Red first came around because he was dating a friend of my future ex-wife’s; and when that relationship ended because he wanted to settle down and have kids and she wanted to collect stuffed animals and relive the sexual abuse heaped on by her step-daddy, Red stuck around. He and Pendleton could talk about cars. Before the accident that ruined him for work and eventually contributed to his death, Pendleton was a mechanic… and from what I could tell, a pretty good one. He had that magic touch. All he had to do was put his meat hook hands in an engine and regardless of what was wrong or how long it sat, the fucker started every single time. With me, Pendleton talked about books. He never went to college; but he thought it was important to be educated, and he read everything he could get his hands on – from history and sociology to theology, new age medicine, and economics. He told me once that he thought of himself as “a student of human nature.” I asked him what he thought of my nature. He laughed and didn’t answer. Before long Red started reading books so he and Pendleton could talk about that, too.

“Did he go back to the hospital?” I asked. I could hear Red breathing through the phone and he sounded like he’d been drinking. “Was he there for a while? In the ICU? Was he…”
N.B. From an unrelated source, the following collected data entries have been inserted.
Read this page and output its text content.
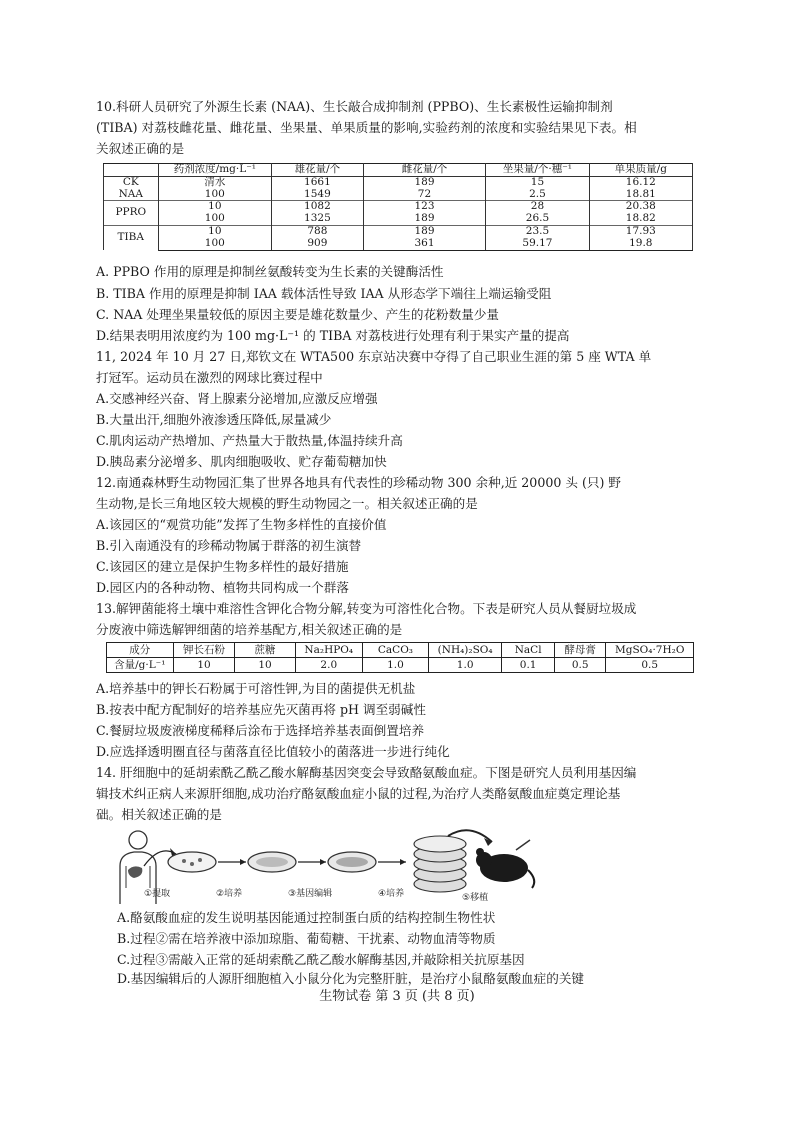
10.科研人员研究了外源生长素 (NAA)、生长敲合成抑制剂 (PPBO)、生长素极性运输抑制剂
(TIBA) 对荔枝雌花量、雌花量、坐果量、单果质量的影响,实验药剂的浓度和实验结果见下表。相
关叙述正确的是
	药剂浓度/mg·L⁻¹	雄花量/个	雌花量/个	坐果量/个·穗⁻¹	单果质量/g
CK	清水	1661	189	15	16.12
NAA	100	1549	72	2.5	18.81
PPRO	10	1082	123	28	20.38
	100	1325	189	26.5	18.82
TIBA	10	788	189	23.5	17.93
	100	909	361	59.17	19.8
A. PPBO 作用的原理是抑制丝氨酸转变为生长素的关键酶活性
B. TIBA 作用的原理是抑制 IAA 载体活性导致 IAA 从形态学下端往上端运输受阻
C. NAA 处理坐果量较低的原因主要是雄花数量少、产生的花粉数量少量
D.结果表明用浓度约为 100 mg·L⁻¹ 的 TIBA 对荔枝进行处理有利于果实产量的提高
11, 2024 年 10 月 27 日,郑钦文在 WTA500 东京站决赛中夺得了自己职业生涯的第 5 座 WTA 单
打冠军。运动员在激烈的网球比赛过程中
A.交感神经兴奋、肾上腺素分泌增加,应激反应增强
B.大量出汗,细胞外液渗透压降低,尿量减少
C.肌肉运动产热增加、产热量大于散热量,体温持续升高
D.胰岛素分泌增多、肌肉细胞吸收、贮存葡萄糖加快
12.南通森林野生动物园汇集了世界各地具有代表性的珍稀动物 300 余种,近 20000 头 (只) 野
生动物,是长三角地区较大规模的野生动物园之一。相关叙述正确的是
A.该园区的“观赏功能”发挥了生物多样性的直接价值
B.引入南通没有的珍稀动物属于群落的初生演替
C.该园区的建立是保护生物多样性的最好措施
D.园区内的各种动物、植物共同构成一个群落
13.解钾菌能将土壤中难溶性含钾化合物分解,转变为可溶性化合物。下表是研究人员从餐厨垃圾成
分废液中筛选解钾细菌的培养基配方,相关叙述正确的是
成分	钾长石粉	蔗糖	Na₂HPO₄	CaCO₃	(NH₄)₂SO₄	NaCl	酵母膏	MgSO₄·7H₂O
含量/g·L⁻¹	10	10	2.0	1.0	1.0	0.1	0.5	0.5
A.培养基中的钾长石粉属于可溶性钾,为目的菌提供无机盐
B.按表中配方配制好的培养基应先灭菌再将 pH 调至弱碱性
C.餐厨垃圾废液梯度稀释后涂布于选择培养基表面倒置培养
D.应选择透明圈直径与菌落直径比值较小的菌落进一步进行纯化
14. 肝细胞中的延胡索酰乙酰乙酸水解酶基因突变会导致酪氨酸血症。下图是研究人员利用基因编
辑技术纠正病人来源肝细胞,成功治疗酪氨酸血症小鼠的过程,为治疗人类酪氨酸血症奠定理论基
础。相关叙述正确的是
①提取	②培养	③基因编辑	④培养	⑤移植
A.酪氨酸血症的发生说明基因能通过控制蛋白质的结构控制生物性状
B.过程②需在培养液中添加琼脂、葡萄糖、干扰素、动物血清等物质
C.过程③需敲入正常的延胡索酰乙酰乙酸水解酶基因,并敲除相关抗原基因
D.基因编辑后的人源肝细胞植入小鼠分化为完整肝脏，是治疗小鼠酪氨酸血症的关键
生物试卷 第 3 页 (共 8 页)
“It was kind of sudden,” he cut me off. “He died at home. It was his heart. It just gave out, ya know? I mean… hell. It was under so much strain anyway, and along with everything else…”

Pendleton was a big man. He once bragged to me that he caught an engine block when the chains holding it up came undone. If he hadn’t caught it, he said, his boss at the garage would have been crushed.

“Thing is,” he also told me, “if I HADN’T caught it and he had died, I probably would’ve ended up getting his job. And if that had happened, I’d probably still be working.”

Red was trying really hard to get off the phone. So I let him. There was no point in prolonging the conversation anyway. Without Pendleton as a common factor, I wasn’t sure there was anything left for us to talk about. I wondered briefly how he felt about breaking his promise to Brenda; but Red clearly saw a larger obligation. That was just the way he was; his days were ruled by his obligations the way a dog is ruled by a leash. Red lost sleep if he got to the end of his day and some small thing was left undone. That was another thing we didn’t have in common; my only obligations have always been to myself. And if I can’t sleep, I drink until I do.

We exchanged our goodbyes. He said he’d call again. He said for me to call him. He told me not to be a stranger. He told me I should visit him so that we could go out drinking the way we used to. I said goodbye and thanked him for telling me. I told him to take care of his family. Then I hung up and poured myself a drink.